As the wildfire season in the Western United States grows longer and stronger, it is hurting the wine industry due to the impact of wildfire smoke on grape quality. Volatile compounds in smoke impart an unpleasant “smoky taste” to wines made from affected grapes.
A new study by scientists at the University of California, Santa Cruz provides valuable data and guidance on using analytical chemistry to identify smoke-affected grapes and wines. The study is based on an analysis of more than 200 grape and wine samples from 21 California and Oregon wine regions.
Lead author Phil Crews, Distinguished Professor of Chemistry at the University of California, Santa Cruz, is also a winemaker and owner of a small winery (Pelican Ranch Winery). The extent of the smoke smell problem came to his attention after the 2018 Mendocino fire, he said, when major wineries began to turn away grapes from the affected region, and Crews was hired as a consultant by law firms representing wine professionals.

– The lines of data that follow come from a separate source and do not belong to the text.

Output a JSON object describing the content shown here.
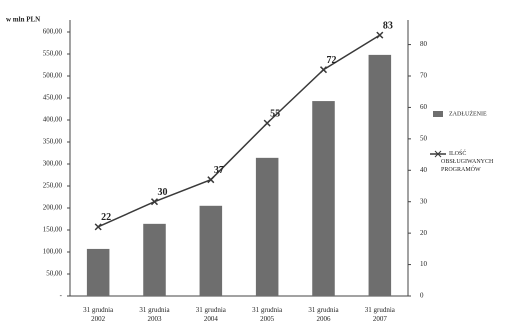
{
  "chart_data": {
    "type": "bar_line",
    "y_axis_label": "w mln PLN",
    "categories": [
      "31 grudnia 2002",
      "31 grudnia 2003",
      "31 grudnia 2004",
      "31 grudnia 2005",
      "31 grudnia 2006",
      "31 grudnia 2007"
    ],
    "series": [
      {
        "name": "ZADŁUŻENIE",
        "type": "bar",
        "color": "#6e6e6e",
        "values": [
          107,
          164,
          205,
          314,
          443,
          548
        ]
      },
      {
        "name": "ILOŚĆ OBSŁUGIWANYCH PROGRAMÓW",
        "type": "line",
        "axis": "y2",
        "color": "#3a3a3a",
        "values": [
          22,
          30,
          37,
          55,
          72,
          83
        ],
        "value_labels": [
          "22",
          "30",
          "37",
          "55",
          "72",
          "83"
        ]
      }
    ],
    "ylim": [
      0,
      600
    ],
    "yticks": [
      {
        "value": 0,
        "label": "-"
      },
      {
        "value": 50,
        "label": "50,00"
      },
      {
        "value": 100,
        "label": "100,00"
      },
      {
        "value": 150,
        "label": "150,00"
      },
      {
        "value": 200,
        "label": "200,00"
      },
      {
        "value": 250,
        "label": "250,00"
      },
      {
        "value": 300,
        "label": "300,00"
      },
      {
        "value": 350,
        "label": "350,00"
      },
      {
        "value": 400,
        "label": "400,00"
      },
      {
        "value": 450,
        "label": "450,00"
      },
      {
        "value": 500,
        "label": "500,00"
      },
      {
        "value": 550,
        "label": "550,00"
      },
      {
        "value": 600,
        "label": "600,00"
      }
    ],
    "y2lim": [
      0,
      84
    ],
    "y2ticks": [
      0,
      10,
      20,
      30,
      40,
      50,
      60,
      70,
      80
    ],
    "legend": "right"
  }
}
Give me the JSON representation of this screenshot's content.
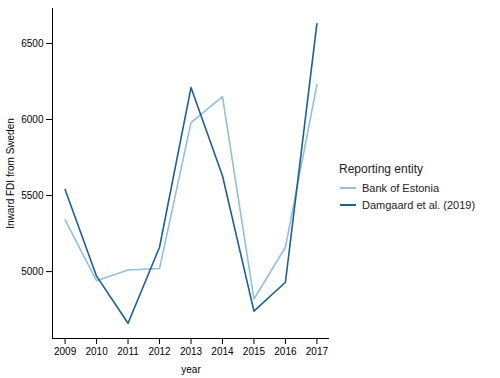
{
  "chart_data": {
    "type": "line",
    "x_label": "year",
    "y_label": "Inward FDI from Sweden",
    "legend_title": "Reporting entity",
    "legend": "right",
    "x": [
      2009,
      2010,
      2011,
      2012,
      2013,
      2014,
      2015,
      2016,
      2017
    ],
    "series": [
      {
        "name": "Bank of Estonia",
        "color": "#93bfdf",
        "values": [
          5340,
          4940,
          5010,
          5020,
          5980,
          6150,
          4820,
          5160,
          6230
        ]
      },
      {
        "name": "Damgaard et al. (2019)",
        "color": "#1b5f93",
        "values": [
          5540,
          4970,
          4660,
          5160,
          6210,
          5630,
          4740,
          4930,
          6630
        ]
      }
    ],
    "xlim": [
      2008.6,
      2017.4
    ],
    "xticks": [
      2009,
      2010,
      2011,
      2012,
      2013,
      2014,
      2015,
      2016,
      2017
    ],
    "ylim": [
      4560,
      6730
    ],
    "yticks": [
      5000,
      5500,
      6000,
      6500
    ],
    "grid": false
  }
}
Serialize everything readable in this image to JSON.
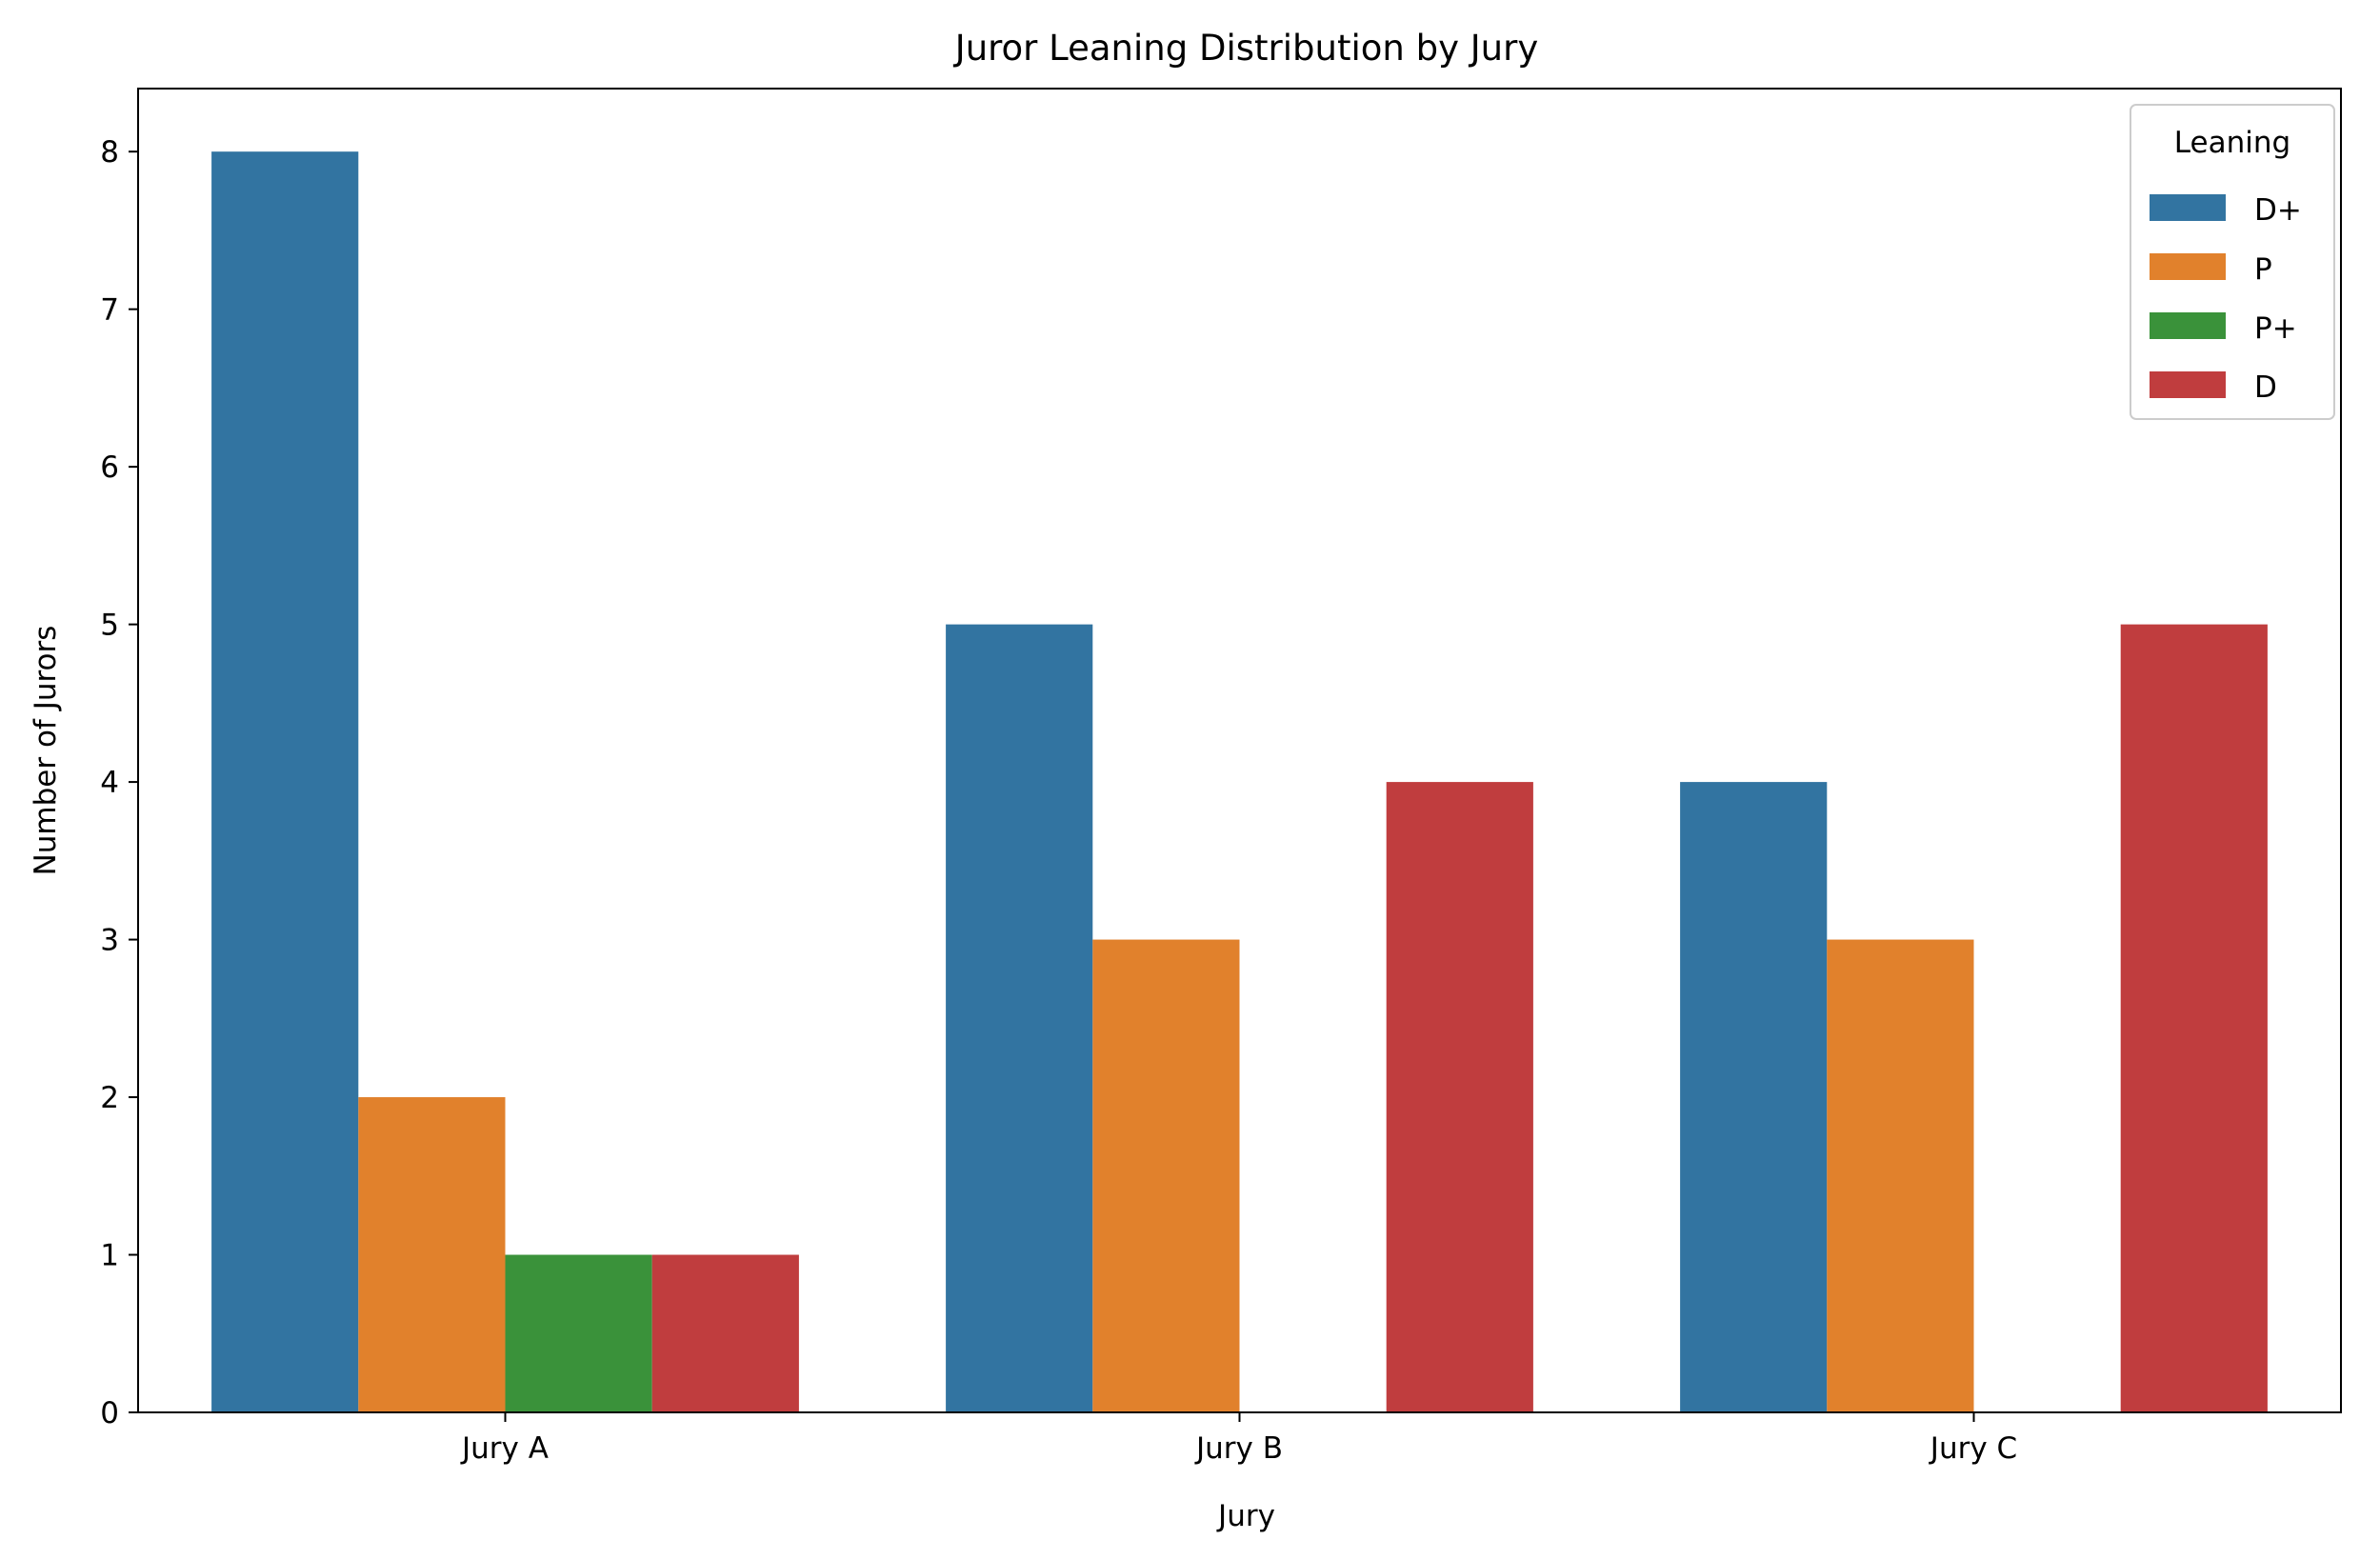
{
  "chart_data": {
    "type": "bar",
    "title": "Juror Leaning Distribution by Jury",
    "xlabel": "Jury",
    "ylabel": "Number of Jurors",
    "categories": [
      "Jury A",
      "Jury B",
      "Jury C"
    ],
    "series": [
      {
        "name": "D+",
        "color": "#3274a1",
        "values": [
          8,
          5,
          4
        ]
      },
      {
        "name": "P",
        "color": "#e1812c",
        "values": [
          2,
          3,
          3
        ]
      },
      {
        "name": "P+",
        "color": "#3a923a",
        "values": [
          1,
          0,
          0
        ]
      },
      {
        "name": "D",
        "color": "#c03d3e",
        "values": [
          1,
          4,
          5
        ]
      }
    ],
    "ylim": [
      0,
      8.4
    ],
    "yticks": [
      0,
      1,
      2,
      3,
      4,
      5,
      6,
      7,
      8
    ],
    "grid": false,
    "legend": {
      "title": "Leaning",
      "position": "top-right"
    }
  }
}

Earlier at the Australian Wine Research Institute (AWRI), researchers had already done work to identify compounds that could be found in affected grapes and wine and use them as “biomarkers” for smoke odor. Given these data, Crews tried to apply Australian methods to grapes and wines from California and Oregon.
“This research is very valuable — it could save countless dollars and is becoming more and more relevant in our world of drought and climate change,” said Eleni Papadakis, wine consultant from Portland, Oregon.
“I think I speak for the entire wine community when I express my excitement and appreciation for the compelling data and evidence-based advice that Prof. Crews and his team have provided in this groundbreaking work,” she added.
Crews’ approach emphasizes the direct measurement of smoke compounds in the form they are stored in grapes. Previous studies have linked smoke odor to volatile phenols present in smoke from burning vegetation. These compounds are absorbed through the skin of ripening grapes and accumulate in the berry, where they bind with sugars to form non-volatile compounds called phenolic diglycosides.
In bound form, phenolic compounds cannot be smelled or tasted, but unpalatable free phenols can be released by enzymes, either during wine fermentation or in the mouth by enzymes or bacteria present in saliva.
“We found that phenolic diglycosides are stable in Cabernet Sauvignon during bottle aging, but then during tasting, malodorous monomers are released in the mouth,” Crews said.
It’s important to measure the directly bound phenolic diglycosides, Crews says. These large compounds are not easily detected by standard methods used to analyze aroma and flavor compounds in wine (gas chromatography/mass spectrometry or GC/MS), but can be measured using more sophisticated methods (ultra high performance liquid chromatography or quantitative mass spectrometry).
The new study presents some of the first quantitative measurements of phenolic diglycosides in premium grapes and wines from California and Oregon, including eight different varieties harvested between 2017 and 2021.
The analysis focused on six biomarkers recommended by the AWRI as representative of compounds associated with smoke odor. Representative biomarkers are needed to make testing practical, as wood smoke contains hundreds of volatile compounds. However, new results have shown that the two AWRI biomarkers are useless, and Crews recommends replacing them with others.
“There are still major gaps in our understanding of these compounds, so more research is needed. But now people can use these procedures to look at a bottle of wine or a batch of grapes and determine if it might be affected by the smell of smoke,” the chemist explained.